A pertinent case involved the purchase of advertisements by a church in support of an election. The Church is not forbidden from this marketplace, but is then no longer entitled to tax exemption because it has turned from charitable to enterprising activity. That there are gray areas between church and state is certainly clear in this debate. I know I have failed on occasion by expressing a preference for one or more of the factions within our social and political spheres, when a more sober understanding is that in Church and in politics all have sinned and fall short of the glory of God.

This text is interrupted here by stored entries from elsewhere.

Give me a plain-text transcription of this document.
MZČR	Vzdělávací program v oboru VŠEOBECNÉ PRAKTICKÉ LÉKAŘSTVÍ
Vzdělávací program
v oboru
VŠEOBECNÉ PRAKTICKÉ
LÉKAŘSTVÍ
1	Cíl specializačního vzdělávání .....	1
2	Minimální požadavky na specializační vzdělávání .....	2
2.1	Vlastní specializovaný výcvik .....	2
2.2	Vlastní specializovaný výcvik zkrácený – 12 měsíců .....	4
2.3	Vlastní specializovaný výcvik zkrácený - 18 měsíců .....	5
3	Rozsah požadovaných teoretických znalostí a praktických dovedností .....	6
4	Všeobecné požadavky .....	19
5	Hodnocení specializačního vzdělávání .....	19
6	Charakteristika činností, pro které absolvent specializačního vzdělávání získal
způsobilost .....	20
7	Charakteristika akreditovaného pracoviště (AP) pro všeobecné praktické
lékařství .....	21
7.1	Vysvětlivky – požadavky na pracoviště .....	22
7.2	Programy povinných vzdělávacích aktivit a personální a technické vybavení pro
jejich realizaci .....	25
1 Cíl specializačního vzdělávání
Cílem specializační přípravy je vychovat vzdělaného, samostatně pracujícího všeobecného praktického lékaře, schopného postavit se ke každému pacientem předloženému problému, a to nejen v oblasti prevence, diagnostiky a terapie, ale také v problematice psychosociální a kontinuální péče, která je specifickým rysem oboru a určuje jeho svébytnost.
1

However, the First Amendment also protects religious voices under the aegis of free speech. This is not simply the freedom to invite persons to an ethereal relationship. Freedom of religious expression guarantees the Church's right to speak on the needs of the poor, the political conduct of the nations, or the social behavior of citizens at large. Jesus sets our work before us in reading from the Isaiah scroll, "The Spirit of the Lord is upon me, because he has anointed me to bring good news to the poor. He has sent me to proclaim release to the captives and recovery of sight to the blind, to let the oppressed go free, to proclaim the year of the Lord's favor" (Luke 4:18-19 NRSV). Herein lies the Church's mandate for social, religious, and political critique.

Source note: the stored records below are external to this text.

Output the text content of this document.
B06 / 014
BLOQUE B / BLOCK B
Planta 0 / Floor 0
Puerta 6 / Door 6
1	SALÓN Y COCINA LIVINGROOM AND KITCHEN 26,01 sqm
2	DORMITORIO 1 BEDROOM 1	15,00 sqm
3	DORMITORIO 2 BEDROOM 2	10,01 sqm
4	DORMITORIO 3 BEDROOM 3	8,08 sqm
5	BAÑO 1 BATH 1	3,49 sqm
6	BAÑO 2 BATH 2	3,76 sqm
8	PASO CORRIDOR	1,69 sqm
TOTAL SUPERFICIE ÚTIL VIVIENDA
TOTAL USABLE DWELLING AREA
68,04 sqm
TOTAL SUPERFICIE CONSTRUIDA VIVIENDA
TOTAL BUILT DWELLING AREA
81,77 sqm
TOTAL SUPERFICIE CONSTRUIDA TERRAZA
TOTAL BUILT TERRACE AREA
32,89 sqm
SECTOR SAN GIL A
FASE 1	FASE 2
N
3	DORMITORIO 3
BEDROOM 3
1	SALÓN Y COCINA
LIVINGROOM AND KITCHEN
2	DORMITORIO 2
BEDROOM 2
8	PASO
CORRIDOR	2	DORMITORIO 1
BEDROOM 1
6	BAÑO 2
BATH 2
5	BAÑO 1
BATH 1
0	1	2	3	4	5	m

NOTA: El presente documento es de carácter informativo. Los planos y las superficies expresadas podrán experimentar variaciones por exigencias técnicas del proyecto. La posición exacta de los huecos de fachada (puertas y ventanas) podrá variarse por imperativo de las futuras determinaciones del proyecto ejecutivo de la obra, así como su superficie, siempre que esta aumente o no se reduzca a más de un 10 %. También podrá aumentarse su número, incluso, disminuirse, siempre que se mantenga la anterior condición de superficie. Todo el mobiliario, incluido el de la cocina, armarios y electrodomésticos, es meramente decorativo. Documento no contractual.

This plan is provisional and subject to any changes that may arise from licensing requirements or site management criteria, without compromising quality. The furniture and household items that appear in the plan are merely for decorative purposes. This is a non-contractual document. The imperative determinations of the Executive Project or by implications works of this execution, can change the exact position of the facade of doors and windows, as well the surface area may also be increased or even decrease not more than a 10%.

Although the Church may not champion particular candidates, it has the right and responsibility to question the military, social, or political decisions our representative government has made. The illustrations of "charitable" activity in the tax code are instructive. We may speak and act on behalf of "relief of the poor, the distressed, or the underprivileged; advancement of religion; ... lessening the burdens of government; lessening of neighborhood tensions; elimination of prejudice and discrimination; defense of human and civil rights secured by law; and combating community deterioration and juvenile delinquency."

Under this umbrella, there is protection for anti-poverty and anti-war activism that my understanding of Christian faith must proclaim. There is also protection for those who believe that our Scriptures must be understood as prohibitive of abortion, supportive of prayer in schools, or critical of evolution as a theory for the origin of human beings on earth. While I may be incredulous at the reasoning used to support these claims, I celebrate the national protections of those who in good will proclaim them. I and others even have the right to be wrong.

For me, then, the separation of Church and State is a matter of different allegiances. A recent debate in Southern Delaware has made the national news. Public school officials and the constituent communities have been challenged regarding prayer practices at meetings, commencement ceremonies, and in other venues. They mistake the public school's proper allegiance, which is to the State (conservative Christian views notwithstanding). On the other hand, certain parishioners want the American flag to be on display within the Church. My preference is quite the opposite. The historic expression of Jesus, "render unto Caesar" (Mt. 15:21) must be our guide. Our allegiance as Church is a separate matter, an allegiance to Christ as Lord. Jesus is our standard, not the American flag.

As we celebrate our Constitution, we are reminded that its liberties are not entirely without limits, and that respect of boundaries is a necessary condition for the universal protection of the freedoms of religious belief and expression we all enjoy.